World Peace through Water?
Access to clean water is a driving force of conflict in many regions throughout the world.
Water security for us is the reliable availability of enough water for health, livelihoods and production. Regions without access to a sufficient or reliable level of clean consumable water are considered water scarce.
Water is an unevenly distributed resources with the 80% of the world’s population exposed to high levels of water insecurity. More than 30% of the world’s population live in countries that are affected by water stress caused by a wide range of factors including drought, sanitation and infrastructure.
Droughts alone are estimated to cause more than $5 billion in annual damages and affect over 50 million people a year.
The Link Between Water and Conflict
It is often said that the Third World War may be fought over access to water with such a large percentage of world populations facing current water scarcity and the potential for climate change to increase water security threats in the coming decades.
Research from Gleick demonstrated that water conflict occurences rose steadily from 1900 to 2007 with water friction often leading or exacerbating local and regional conflict.
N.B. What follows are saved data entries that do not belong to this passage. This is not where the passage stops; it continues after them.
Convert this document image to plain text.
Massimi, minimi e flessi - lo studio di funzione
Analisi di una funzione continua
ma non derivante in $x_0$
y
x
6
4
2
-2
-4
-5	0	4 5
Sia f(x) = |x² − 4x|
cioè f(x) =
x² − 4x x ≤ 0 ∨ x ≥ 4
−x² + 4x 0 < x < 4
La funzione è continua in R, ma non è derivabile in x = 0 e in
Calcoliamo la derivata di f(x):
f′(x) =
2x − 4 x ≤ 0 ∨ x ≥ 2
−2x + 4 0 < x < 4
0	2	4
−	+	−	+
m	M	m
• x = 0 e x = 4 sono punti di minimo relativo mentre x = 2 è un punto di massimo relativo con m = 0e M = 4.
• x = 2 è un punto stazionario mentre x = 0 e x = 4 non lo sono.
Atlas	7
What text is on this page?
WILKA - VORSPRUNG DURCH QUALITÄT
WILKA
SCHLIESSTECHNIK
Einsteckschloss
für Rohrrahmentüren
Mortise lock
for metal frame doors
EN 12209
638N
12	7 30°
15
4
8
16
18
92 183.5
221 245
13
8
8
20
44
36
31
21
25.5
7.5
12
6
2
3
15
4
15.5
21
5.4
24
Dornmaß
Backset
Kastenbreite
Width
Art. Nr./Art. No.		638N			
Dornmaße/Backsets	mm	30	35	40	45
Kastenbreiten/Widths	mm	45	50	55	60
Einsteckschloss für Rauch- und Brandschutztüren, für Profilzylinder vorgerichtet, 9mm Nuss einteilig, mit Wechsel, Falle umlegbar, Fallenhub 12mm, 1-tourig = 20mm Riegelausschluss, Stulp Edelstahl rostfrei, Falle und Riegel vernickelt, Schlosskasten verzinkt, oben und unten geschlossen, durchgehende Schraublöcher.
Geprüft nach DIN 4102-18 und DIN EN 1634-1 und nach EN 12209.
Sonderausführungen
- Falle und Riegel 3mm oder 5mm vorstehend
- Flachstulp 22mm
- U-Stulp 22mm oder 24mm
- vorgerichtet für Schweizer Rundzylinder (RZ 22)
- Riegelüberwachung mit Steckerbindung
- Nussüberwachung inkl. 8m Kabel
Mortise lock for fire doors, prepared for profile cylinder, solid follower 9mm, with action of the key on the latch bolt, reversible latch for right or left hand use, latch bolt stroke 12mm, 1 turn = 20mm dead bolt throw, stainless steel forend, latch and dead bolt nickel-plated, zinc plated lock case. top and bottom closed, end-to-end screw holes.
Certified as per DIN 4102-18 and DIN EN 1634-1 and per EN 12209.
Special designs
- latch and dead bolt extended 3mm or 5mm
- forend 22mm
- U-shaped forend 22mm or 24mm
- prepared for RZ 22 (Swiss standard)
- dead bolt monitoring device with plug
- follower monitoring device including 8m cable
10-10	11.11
Research and analysis has demonstrated a strong causal relationship between water insecurity and violenece. In the Middle East and African regions this often occurs in arid regions where access to water is a primary concern of local populaces. In countries including Syria, Iraq, Nigeria, and Somalia there is a strong correlation between local socio-political unrest and water stress, extreme weather and the depletion of groundwater reserves.
Drought as a catalyst for civil conflict
From 2007 onwards the Middle East suffered one of the worst periods of drought in the last 100 years.
In Syria this led to 1.5million people abandoning rural farms to move to urban areas. The resulting food shortages, low crop yields and unemployment are often cited as one of the leading causes of the civil war in which at least 80,000 people lost their lives.
In Yemen 90% of all water is used in agriculture. As water supplies diminish so does farming, food production and the population’s ability to sustain themselves economically. This leads to rising inequality, food shortages and unemployment. In Yemen this resulted in riots that targeted water infrastructure, further increasing the water scarcity problem within the country.
Shared water as a source of conflict
The majority of water sources are transboundary, providing access to water for multiple countries in a region. Globally there are over 250 water sources that cross the boundaries of 2 or more countries.
This can create extreme tensions and conflict where water from upstream such as dam building, diverting water flows, pollution or intense water resource use deprive countries further down the water shed access to a sufficient supply of water. Water inequality creates tension and conflict between these countries.
In the 1970’s Turkey and Syria started building dams and intensive use irrigation systems to improve agriculture and power generation throughout their countries. Downstream Iraq started to see the countries availability of water rapidly decline creating extreme tension between the three countries.
There have been a string of conflicts and tensions across the world including conflict between Israel, Lebanon, Jordan and Palestine over the Jordan River, conflict between Egypt, Ehtiopia and Sudan over the Nile and Kazakhstan, Uzbekistan, Turkmenistan, Tajikistan and Kyrgyzstan over the Aral Sea.
Access to natural resources has always been a source of conflict and water is one of the key drivers of conflict around the world.
The Solutions
Multifaceted solutions are needed to reduce the instance and likelihood of water conflict around the world. Improving infrastructure, water management systems and agricultural systems are the keys to ensuring high risk countries can become water self sufficient – reducing the risks of conflict both internal and external.
This is, of course, where we come in. Our atmospheric water generator technology provides a safe, clean and reliable solution to water shortages throughout the world. Turning water humidity into drinkable water provides the ultimate solution for countries – reducing the reliance on naturally occurring watersheds.
Our technology scales and can provide hundreds of millions of litres of water a day – enough to offset ALL a countries water scarcity. Our technology is more effective than desalination and has the lowest cost/litre of any non-watershed water source available in the world.